Youba Sokona, Coordinator of the ACPC, emphasised in plenary that Africa’s development challenges coupled with climate change impacts pose a significant threat to Africa’s socioeconomic development. But low carbon development offers an alternative for meeting Africa’s development challenges, including alleviating poverty and achieving the Millennium Development Goals (MDGs), supporting energy transition, encouraging economic growth and employment, meeting infrastructure backlogs, and promoting industrial development. Through low carbon development, Mr Sokona highlighted that Africa can access global climate funds providing another source of finance for development; improve energy access by tapping its vast renewable energy potentials; reduce dependence on fossil fuels vulnerable to oil price spikes and, importantly, enter as a ‘competitive player’ in the ‘new development’ race. (Find Youba Sokona’s presentation here .)
Myung-Kyoon Lee of GGGI showed that Africa is in a particularly good position to champion low carbon growth given its early stages of economic development, low level of emissions, abundant renewable energy sources and land resources for carbon sinks. (Find Myung-Kyoon Lee’s presentation here.)

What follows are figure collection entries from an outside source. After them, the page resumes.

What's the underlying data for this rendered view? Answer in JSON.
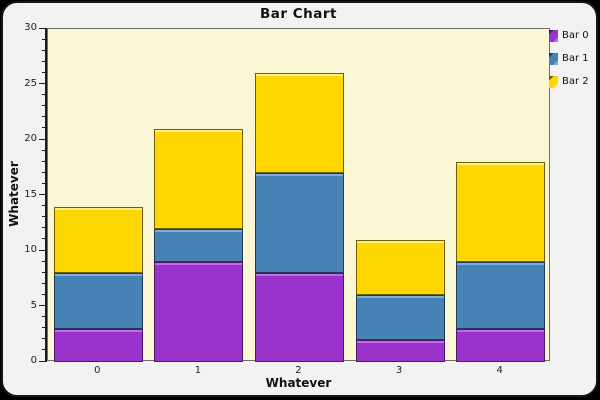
{
  "window": {
    "outer_background": "#000000",
    "panel_background": "#F2F2F2",
    "frame_border": "#161616"
  },
  "chart_data": {
    "type": "bar",
    "stacked": true,
    "title": "Bar Chart",
    "xlabel": "Whatever",
    "ylabel": "Whatever",
    "categories": [
      "0",
      "1",
      "2",
      "3",
      "4"
    ],
    "series": [
      {
        "name": "Bar 0",
        "values": [
          3,
          9,
          8,
          2,
          3
        ],
        "color": "#9933CC",
        "highlight": "#C46AE8",
        "border": "#4B1A66"
      },
      {
        "name": "Bar 1",
        "values": [
          5,
          3,
          9,
          4,
          6
        ],
        "color": "#4682B4",
        "highlight": "#79AEDD",
        "border": "#1E3C5A"
      },
      {
        "name": "Bar 2",
        "values": [
          6,
          9,
          9,
          5,
          9
        ],
        "color": "#FFD700",
        "highlight": "#FFEE88",
        "border": "#6E5F00"
      }
    ],
    "stack_totals": [
      14,
      21,
      26,
      11,
      18
    ],
    "ylim": [
      0,
      30
    ],
    "y_major_step": 5,
    "y_minor_step": 1,
    "grid": false,
    "plot_background": "#FBF7D5",
    "legend_position": "top-right"
  }
}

Countries like Ethiopia are already moving ahead with establishing a climate resilient low carbon economy. With the support of GGGI in Korea, Ethiopia has made climate resilient low carbon growth the foundation of its new Growth and Transformation Plan, aiming to become a middle income nation and carbon neutral by 2025. Ethiopia's plan for a Climate Resilient Green Economy (CRGE) to be presented at CoP 17, identifies these ‘co-benefits’ for climate resilient low carbon growth:
- Technology transfer to clean and renewable energy sources
- Increased income and green jobs
- Enhanced market demand for environmentally friendly products and services
- Capacity to obtain new and additional financial support, and carbon credits
- Reduced or avoided emissions of greenhouse gases
- Enhanced climate resilience, reduced adverse health impacts and improved quality of life
Solutions for Africa, from Africa
As African policy- and decision-makers, researchers, businesses and civil society presented their climate and development work, it became increasingly clear that solutions to climate change and development challenges must be shaped by Africans, and informed by Africa’s priorities. The Minister of Finance in Guyana, Jennifer Webster, reported on her country’s progress in bringing the people of Guyana along with the vision of low carbon development and climate resilience and how this has been fundamental to engaging people on the ground on the country’s low carbon development strategy. Minister Webster reported that through this engagement the ideas from the public have been inspiring, with school children, taxi drivers, miners, politicians, businesses, scientists, shop keepers, etc. all having something to say about climate change. Although not always positive, the Minister argued that this increased debate is what will sustain Guyana’s strategy in the long term. Minister Webster powerfully elucidated the challenge for Africans to forge their own climate and development solutions:
‘Solutions to climate change must be designed by communities and countries in Africa... Ultimately it is the people in societies that will determine if the development we are taking is putting their development first… Plenty of teething problems are ahead by “development first” is the only way we can make progress.’
With Durban around the corner, Africa has a unique opportunity to take these messages into ‘Africa’s CoP’, and strengthen Africa’s voice for a fair and legally binding international climate agreement.